Coronavirus has been a major issue, literally, plaguing the world. With the United States starting to enter what seems like a third wave, and with different guidelines about what people should do to remain safe, we thought of creating a tool people can use to help themselves avoid hotspots. It is unavoidable to have to go outside for almost everyone, but we hope to minimize the risk of large groups forming by giving people an idea ahead of time of what areas are busy.
What it does This website takes in submissions from people about where they plan on being, the date they will be there, and the time period they’re there and adds it to a map. Other people can look up what location they plan on going to and see how busy it will be. A graph showing how many people said they will be there throughout the day is also present so it is easier to visualize what times have less people.
How we built it
The back end was made with Node.js (specifically Express.js) and MongoDB with a MongoDB server hosted on an AWS container. The database consists of a single collection called “locations”. A Node.js script sends users to this website’s web pages and serves as a bridge between the “locations” collection and the frontend. In scheduling, users fill forms in the frontend and the Node.js script validates their information and stores the forms as documents in the “locations” collection. In viewing maps, the user fills a query for the Node.js script to send to the MongoDB server, which returns a list of documents within a certain date and location. Challenges we ran into The teammate in charge of the front end had little prior experience making websites. This caused progress to be slower than it could have been, as time was split between learning and coding. For the back end, learning MongoDB and figuring out which data operations were necessary was difficult. The integration of Google Maps was especially difficult, as we had to spend hours modifying our CSS, HTML and JS files just so the map could appear on the webpage.

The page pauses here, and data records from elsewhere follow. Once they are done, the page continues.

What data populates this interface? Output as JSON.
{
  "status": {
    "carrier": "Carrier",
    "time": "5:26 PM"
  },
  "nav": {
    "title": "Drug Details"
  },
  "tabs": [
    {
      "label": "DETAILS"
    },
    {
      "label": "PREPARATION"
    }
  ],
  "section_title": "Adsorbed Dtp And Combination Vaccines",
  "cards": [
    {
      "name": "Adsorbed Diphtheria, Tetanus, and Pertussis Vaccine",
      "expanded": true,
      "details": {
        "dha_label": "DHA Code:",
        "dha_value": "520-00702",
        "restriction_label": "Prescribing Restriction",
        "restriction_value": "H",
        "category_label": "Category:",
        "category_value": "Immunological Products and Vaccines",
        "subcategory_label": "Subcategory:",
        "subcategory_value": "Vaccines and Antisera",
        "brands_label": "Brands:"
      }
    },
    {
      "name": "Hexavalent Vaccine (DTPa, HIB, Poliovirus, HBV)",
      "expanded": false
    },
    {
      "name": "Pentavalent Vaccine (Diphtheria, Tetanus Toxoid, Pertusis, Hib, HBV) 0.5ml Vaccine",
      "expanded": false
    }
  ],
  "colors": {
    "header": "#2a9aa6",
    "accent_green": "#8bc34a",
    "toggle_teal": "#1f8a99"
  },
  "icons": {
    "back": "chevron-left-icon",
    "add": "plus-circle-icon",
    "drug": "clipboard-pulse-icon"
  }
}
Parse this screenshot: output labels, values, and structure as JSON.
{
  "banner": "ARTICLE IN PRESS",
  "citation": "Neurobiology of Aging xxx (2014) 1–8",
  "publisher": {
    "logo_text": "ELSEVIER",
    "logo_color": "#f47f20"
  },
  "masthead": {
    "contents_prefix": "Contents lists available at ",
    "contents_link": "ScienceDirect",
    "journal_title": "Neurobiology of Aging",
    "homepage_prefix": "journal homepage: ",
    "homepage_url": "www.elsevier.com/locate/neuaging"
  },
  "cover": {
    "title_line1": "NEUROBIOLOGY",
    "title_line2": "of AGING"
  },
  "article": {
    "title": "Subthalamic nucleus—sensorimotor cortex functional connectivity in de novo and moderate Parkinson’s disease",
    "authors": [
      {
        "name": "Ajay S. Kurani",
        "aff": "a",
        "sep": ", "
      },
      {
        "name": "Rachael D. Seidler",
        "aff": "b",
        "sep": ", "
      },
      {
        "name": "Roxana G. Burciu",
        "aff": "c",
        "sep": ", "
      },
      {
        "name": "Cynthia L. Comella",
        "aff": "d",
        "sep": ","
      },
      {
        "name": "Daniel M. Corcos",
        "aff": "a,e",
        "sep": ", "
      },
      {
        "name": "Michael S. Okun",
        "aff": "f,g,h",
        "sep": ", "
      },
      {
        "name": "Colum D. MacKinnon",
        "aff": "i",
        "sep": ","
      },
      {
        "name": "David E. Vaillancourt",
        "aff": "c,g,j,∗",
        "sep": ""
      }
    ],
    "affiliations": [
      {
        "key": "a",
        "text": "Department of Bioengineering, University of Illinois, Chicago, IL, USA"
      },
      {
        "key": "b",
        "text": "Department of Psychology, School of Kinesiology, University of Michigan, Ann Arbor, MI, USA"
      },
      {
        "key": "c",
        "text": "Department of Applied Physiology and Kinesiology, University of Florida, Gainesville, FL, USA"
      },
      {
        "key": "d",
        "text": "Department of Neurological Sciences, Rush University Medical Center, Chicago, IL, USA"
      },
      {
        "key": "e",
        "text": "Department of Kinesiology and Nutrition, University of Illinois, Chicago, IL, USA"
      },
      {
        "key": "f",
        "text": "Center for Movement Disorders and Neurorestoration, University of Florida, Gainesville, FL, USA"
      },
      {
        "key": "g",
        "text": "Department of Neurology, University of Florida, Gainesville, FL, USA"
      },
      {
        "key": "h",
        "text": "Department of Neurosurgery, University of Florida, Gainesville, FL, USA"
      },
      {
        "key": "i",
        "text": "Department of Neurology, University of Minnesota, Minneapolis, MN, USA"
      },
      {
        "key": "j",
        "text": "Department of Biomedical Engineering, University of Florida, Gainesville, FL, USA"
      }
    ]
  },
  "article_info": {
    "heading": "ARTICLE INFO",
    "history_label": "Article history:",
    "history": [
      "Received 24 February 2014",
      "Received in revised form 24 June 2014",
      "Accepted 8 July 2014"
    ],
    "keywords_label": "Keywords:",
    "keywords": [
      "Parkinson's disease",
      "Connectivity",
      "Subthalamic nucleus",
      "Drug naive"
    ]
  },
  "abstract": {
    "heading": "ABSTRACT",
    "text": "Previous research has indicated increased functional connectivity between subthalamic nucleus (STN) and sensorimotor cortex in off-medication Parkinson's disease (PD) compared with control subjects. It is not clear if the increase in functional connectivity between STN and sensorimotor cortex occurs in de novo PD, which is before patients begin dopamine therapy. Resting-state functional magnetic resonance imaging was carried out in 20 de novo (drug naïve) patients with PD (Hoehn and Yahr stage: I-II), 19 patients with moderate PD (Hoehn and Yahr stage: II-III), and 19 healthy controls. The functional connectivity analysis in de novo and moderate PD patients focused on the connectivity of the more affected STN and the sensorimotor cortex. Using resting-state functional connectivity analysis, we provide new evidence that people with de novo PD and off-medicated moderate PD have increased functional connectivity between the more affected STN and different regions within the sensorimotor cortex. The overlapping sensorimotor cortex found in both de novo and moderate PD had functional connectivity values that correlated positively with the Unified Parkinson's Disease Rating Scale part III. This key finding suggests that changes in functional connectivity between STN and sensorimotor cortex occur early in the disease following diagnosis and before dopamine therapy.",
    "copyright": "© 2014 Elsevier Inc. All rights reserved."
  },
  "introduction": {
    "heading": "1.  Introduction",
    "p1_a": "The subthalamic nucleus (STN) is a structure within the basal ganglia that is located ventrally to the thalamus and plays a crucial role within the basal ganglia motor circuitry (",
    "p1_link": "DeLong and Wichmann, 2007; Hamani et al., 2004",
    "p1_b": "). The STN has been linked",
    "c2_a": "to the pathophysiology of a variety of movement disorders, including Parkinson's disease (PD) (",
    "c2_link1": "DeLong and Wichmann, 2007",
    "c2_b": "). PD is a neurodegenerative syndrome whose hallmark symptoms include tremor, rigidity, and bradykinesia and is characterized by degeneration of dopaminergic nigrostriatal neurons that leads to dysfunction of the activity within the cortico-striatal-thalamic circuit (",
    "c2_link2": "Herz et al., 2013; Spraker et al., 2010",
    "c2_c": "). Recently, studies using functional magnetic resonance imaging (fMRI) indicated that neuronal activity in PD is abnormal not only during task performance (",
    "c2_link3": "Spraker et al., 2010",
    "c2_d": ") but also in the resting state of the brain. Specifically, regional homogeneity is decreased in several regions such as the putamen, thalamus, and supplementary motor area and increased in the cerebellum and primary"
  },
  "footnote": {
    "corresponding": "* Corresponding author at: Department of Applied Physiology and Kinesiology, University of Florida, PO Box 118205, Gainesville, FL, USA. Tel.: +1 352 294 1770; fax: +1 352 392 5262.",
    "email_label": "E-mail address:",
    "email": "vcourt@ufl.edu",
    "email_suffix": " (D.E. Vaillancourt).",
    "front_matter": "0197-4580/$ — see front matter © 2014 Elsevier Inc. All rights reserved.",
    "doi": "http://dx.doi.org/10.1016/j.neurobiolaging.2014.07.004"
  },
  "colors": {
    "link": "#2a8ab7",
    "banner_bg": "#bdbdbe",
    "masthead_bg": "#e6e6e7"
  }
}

Accomplishments that we’re proud of
We were able to quickly agree upon an idea, instead of arguing we were able to jump straight into planning concepts and layout. Seeing the bland HTML page gradually turning into something pretty was satisfying. Having the background be two different colors was a problem that, although ending up being easy, was interesting to solve. The implementation of Google maps was impressive as it made validating location names much easier and gave our website more visual appeal. Meanwhile, setting up Plotly for the map view feature felt extremely satisfying as users could easily see when a place was more occupied.
What we learned
The implementation of forms on the front end to gather information about where people plan on being was a learning experience. Previously, I imagined forms only being used on login pages or online tests, but now I see that forms are only limited by the creativity of the creator. -Kevin I marvelled over the simplicity of MongoDB compared to other database software. Also, learning about Plotly was very cool. Being an AP Stat student, I can’t wait to use it to make statistical visualizations in the future.